„Murem za Żukiem”. Pikieta w obronie prezydenta Lublina

Do samego końca poniedziałkowej sesji rady miasta pod lubelskim ratuszem trwała, zwołana przez zwolenników prezydenta Krzysztofa Żuka, manifestacja pod hasłem „Murem za Żukiem”.

Uczestniczyli w niej współpracownicy prezydenta, pracownicy instytucji miejskich i spółek komunalnych oraz rad dzielnic, a także zwykli mieszkańcy.
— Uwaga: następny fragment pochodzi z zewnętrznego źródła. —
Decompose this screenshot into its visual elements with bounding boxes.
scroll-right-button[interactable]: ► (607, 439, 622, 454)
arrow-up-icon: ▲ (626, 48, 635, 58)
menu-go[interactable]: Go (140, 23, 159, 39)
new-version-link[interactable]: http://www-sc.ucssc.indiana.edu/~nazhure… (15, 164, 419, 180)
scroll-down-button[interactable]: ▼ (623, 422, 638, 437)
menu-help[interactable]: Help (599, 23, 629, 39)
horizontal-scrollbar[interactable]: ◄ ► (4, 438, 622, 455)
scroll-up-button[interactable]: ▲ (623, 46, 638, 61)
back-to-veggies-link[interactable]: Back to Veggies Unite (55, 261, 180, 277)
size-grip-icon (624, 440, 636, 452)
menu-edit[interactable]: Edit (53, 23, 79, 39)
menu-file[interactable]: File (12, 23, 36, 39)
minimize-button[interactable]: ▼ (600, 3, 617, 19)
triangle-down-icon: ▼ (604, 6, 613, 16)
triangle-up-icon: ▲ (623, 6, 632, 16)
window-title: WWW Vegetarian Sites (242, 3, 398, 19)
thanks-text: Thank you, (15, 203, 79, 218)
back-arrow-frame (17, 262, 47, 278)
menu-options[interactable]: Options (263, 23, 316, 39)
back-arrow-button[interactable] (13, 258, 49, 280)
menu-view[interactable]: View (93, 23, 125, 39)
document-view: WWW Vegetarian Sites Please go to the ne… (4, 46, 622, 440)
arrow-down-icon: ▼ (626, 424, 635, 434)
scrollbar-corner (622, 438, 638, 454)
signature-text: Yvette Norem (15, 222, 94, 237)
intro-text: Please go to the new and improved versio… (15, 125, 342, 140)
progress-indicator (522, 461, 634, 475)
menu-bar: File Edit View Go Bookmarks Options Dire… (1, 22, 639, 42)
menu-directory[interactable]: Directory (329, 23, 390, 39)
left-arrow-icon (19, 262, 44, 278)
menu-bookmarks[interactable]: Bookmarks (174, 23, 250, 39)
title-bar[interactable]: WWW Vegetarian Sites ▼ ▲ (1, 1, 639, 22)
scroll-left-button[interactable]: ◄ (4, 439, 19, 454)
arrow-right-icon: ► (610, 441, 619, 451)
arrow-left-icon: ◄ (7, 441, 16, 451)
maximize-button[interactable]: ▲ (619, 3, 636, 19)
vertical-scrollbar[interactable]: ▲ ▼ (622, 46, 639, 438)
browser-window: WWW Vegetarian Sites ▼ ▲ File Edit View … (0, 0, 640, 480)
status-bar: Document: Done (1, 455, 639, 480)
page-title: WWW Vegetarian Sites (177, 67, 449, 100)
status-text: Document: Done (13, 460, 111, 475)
Protestujący mieli ze sobą specjalne koszulki, transparenty i bębny. W lokalnych gazetach pojawiły się ogłoszenia nawołujące do uczestnictwa w tym zgromadzeniu. Organizatorem manifestacji był mistrz świata w karate Daniel Iwanek. 

– Jestem autentycznie wzruszony, że jesteście za mną. Tego poczucia wspólnoty nikt nam nie zabierze – mówił do zebranych prezydent Krzysztof Żuk.

Do manifestujących wyszedł przewodniczący rady miasta Piotr Kowalczyk. – Ta walka nie skończy się tu i teraz. Nie odstąpimy prezydenta. My tu wrócimy. I będziemy „murem za Żukiem” – powiedział.

Podczas sesji rady miasta radni odrzucili wniosek CBA o wygaszenie mandatu Krzysztofa Żuka. CBA złożyło go po tym, jak uznało, że prezydent Lublina, zasiadając w radzie nadzorczej PZU Zycie SA, złamał ustawę antykorupcyjną.  Sam Krzysztof Żuk utrzymuje, że prawa nie złamał.